Setting off alone was not my intention when I started living in my van, Barbara the Beige. But through a series of fortunate and unfortunate events, there I was… an older van with mechanical problems and me. In some ways, the older van worked out in my favor. Fewer computers meant that, in theory, I could do the repairs! This was the start of many lessons from the road.
the first indication of a problem
My first series of lessons in Solo Female Van Life came in hot with tears and fear. It was 1:30am and I was on the narrowest shoulder I’ve ever seen on a backroad. For the 18th time that night, my engine just shut off. I started on i5, but when my engine kept shutting off and I’d lose power steering. It just wasn’t safe for me to be on the highway. I had to get south! I had an appointment with my sister’s mechanic, Scott, my potential savior after months of struggle.
Initially, my engine would randomly rev or completely turn off. I started to know when to expect it and what could possibly bring it on, like stop-and-go traffic, which meant my engine would shut off constantly. I learned to drive in neutral, restarting it if I didn’t accelerate in neutral just right.
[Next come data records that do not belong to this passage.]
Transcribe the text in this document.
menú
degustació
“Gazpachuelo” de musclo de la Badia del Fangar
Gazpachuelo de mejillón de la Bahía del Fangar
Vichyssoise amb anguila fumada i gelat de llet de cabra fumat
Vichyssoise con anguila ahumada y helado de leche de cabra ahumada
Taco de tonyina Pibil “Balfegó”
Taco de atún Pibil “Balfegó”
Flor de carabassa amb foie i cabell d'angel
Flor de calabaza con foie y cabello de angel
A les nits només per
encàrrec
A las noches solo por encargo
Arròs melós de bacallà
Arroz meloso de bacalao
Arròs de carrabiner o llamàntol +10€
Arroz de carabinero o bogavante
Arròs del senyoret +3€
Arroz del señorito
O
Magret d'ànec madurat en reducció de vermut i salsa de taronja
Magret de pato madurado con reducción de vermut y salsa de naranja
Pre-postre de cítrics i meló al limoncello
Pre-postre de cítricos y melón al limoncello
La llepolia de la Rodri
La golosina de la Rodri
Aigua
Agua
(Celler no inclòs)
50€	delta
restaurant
Washington didn’t disappoint. The sky was falling in a classic PNW torrential downpour. Internally, it felt like my world was crumbling. I had spent years saving, researching, and building my cozy little dream van. I was once again climbing under the van, in the middle of a dark night on a backcountry road, covered in mud, hoping that my dim flashers were enough to keep me safe. On the phone with a previous mechanic trying to troubleshoot anything. His descriptions sounded more like the Charlie Brown parents. Exhausted wouldn’t even begin to cover it. This 3 hour drive has turned into 11, and I’m still an “hour” away.

Nothing could have prepared me for this lesson
This was the foreshadowing I wasn’t ready to accept. The following 2 months were filled with van breakdowns and personal breakdowns. Crying on the side of the highway became my full-time job. While driving in rush hour traffic in Seattle, my belt flew off – I lost all steering. Leaving a family trip, my whole drive shaft snapped. I was towed 4 times in just 2 months. At one point, I lived in my van at my mechanic’s house for 3 weeks. I am decently mechanically inclined, drove motorcoaches professionally, grew up racing quads, and helped my dad rebuild old rigs.
These two months tested me in every way. At this point, to say I am in tune with my van would be an understatement. My mechanic and I learned so much about my particular van during this time. This throuple is forever bonded through this hardship. We were so motivated. I was partially motivated by the fear of losing my beloved home, my mechanic’s protective desire to ensure I’m safe, Barb and my desire for wide-open roads.



Growth through adversity, a college entrance essay
We fixed, rebuilt and learned so much about auto design in the 80s… like those guys were wild. Just a mess of trying to figure things out and making poor mechanical choices.
Coming out of this experience was obviously such a relief. But beyond that, it was INCREDIBLY EMPOWERING!
I learned to repair many components of my van, and my mechanical skills skyrocketed. I know that I will be able to repair most things in my van. If I don’t know how to fix something right now, I have the resources and ability to figure it out.
I learned to trust my instincts and my connection to my van. Thank you, Scott, for this one. Whenever I talk to my mechanic, he reinforces that I know more than I think. Now, I am tuned in to Barb and can read the mechanics better than the average driver. My detailed knowledge of my van’s mechanics and her preferences allow us to troubleshoot quickly.
Lessons on empowerment
These 2 months, 4 tows, and countless breakdowns from Barb and I on the side of the highway were tough. Like super, super tough. But I don’t think I would change a thing. I learned a ton about mechanics, 80s Ford electrical systems and the nuance of my badass babe, Barb.
I love the empowered feeling of driving down a dirt road with limited service, knowing that if something were to happen, I have the skills to overcome it.
My biggest lesson from our breakdown era is that I am far more capable than I realized. Owning this and stepping into that empowered feeling has been invaluable and is the thread that flows through the rest of this series of lessons from the road.